Complex Analysis/Sample Midterm Exam 1

This exam has a total of 100 points. You have 50 minutes. Partial credit will be awarded so showing your work can only help your grade

Question 1: Restrict $-\pi <\arg(z)\leq \pi$ , and take the corresponding branch of the logarithm:

(a)

\log(1+i{\sqrt {3}})

(b)

(1+i)^{1+i}\!

(c)

\sin(i\pi )\!

(d)

\left|e^{i\pi ^{2}}\right|\!

Question 2: Compute the following line integrals:

(a) Let

\gamma (t)=4e^{2\pi it}

for

t\in [0,1]

. Compute the line integral

\oint _{\gamma }{\frac {1}{z^{3}}}\,dz

(b) Let

\gamma (t)=t-it

for

t\in [0,1]

. Compute the line integral

\oint _{\gamma }{\bar {z}}z^{2}\,dz

(c) Let

\gamma (t)=e^{it}

for

t\in [0,2\pi ]

. Compute the line integral

\oint _{\gamma }e^{z}\cos(z)\,dz

Question 3: Let $u(x,y)=x^{3}-3xy^{2}-x$ , verify that $u(x,y)$ is harmonic and find a function $v(x,y)$ so that $v(0,0)=0$ and $f=u+iv$ is a holomorphic function.

Question 4: Explain why there is no complex number $z$ so that $e^{z}=0$ .

Question 5: We often use the formulas from ordinary calculus to compute complex derivatives. This problem is part of the justification. Show that if $f=u+iv$ is holomorphic then ${\frac {\partial f}{\partial z}}=u_{x}+iv_{x}=f_{x}$ .

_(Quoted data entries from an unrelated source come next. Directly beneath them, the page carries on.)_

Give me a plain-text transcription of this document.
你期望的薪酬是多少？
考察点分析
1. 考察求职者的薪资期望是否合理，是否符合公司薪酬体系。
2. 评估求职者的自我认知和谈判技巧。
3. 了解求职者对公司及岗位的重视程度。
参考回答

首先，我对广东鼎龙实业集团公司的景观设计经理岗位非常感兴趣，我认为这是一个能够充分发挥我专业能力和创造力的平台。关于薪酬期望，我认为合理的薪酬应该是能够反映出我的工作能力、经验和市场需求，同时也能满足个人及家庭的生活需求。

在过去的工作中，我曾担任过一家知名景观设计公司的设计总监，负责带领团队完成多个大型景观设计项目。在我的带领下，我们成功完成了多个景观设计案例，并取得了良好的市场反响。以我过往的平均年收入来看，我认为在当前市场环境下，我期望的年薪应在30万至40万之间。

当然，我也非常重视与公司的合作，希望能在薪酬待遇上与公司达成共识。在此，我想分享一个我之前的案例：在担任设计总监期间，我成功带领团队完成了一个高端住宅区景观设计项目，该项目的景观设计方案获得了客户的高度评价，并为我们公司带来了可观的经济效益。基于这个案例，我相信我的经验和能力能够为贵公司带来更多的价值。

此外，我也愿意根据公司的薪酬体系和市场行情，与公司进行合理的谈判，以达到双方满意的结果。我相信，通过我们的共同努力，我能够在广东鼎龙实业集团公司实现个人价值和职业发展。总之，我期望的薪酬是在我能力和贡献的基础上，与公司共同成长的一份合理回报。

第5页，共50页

Comment: This problem shows that if $F$ and $f$ is a function in the complex plane, and $F(x+i0)=g(x)$ and $f(x+i0)=g'(x)$ , then we can use this problem to show that $\textstyle {\frac {\partial F}{\partial z}}(x+i0)=f(x+i0)$ . We will see later that if two holomorphic functions agree on a line then they agree everywhere. So it would have to be the case that $\textstyle {\frac {\partial F}{\partial z}}(z)=f(z)$ . (For example, take $F(z)=\sin(z)$ and $f(z)=\cos(z)$ then $g(x)=\sin(x)$ , so it must be that $\textstyle {\frac {\partial F}{\partial z}}=f(z)=\cos(z)$ .)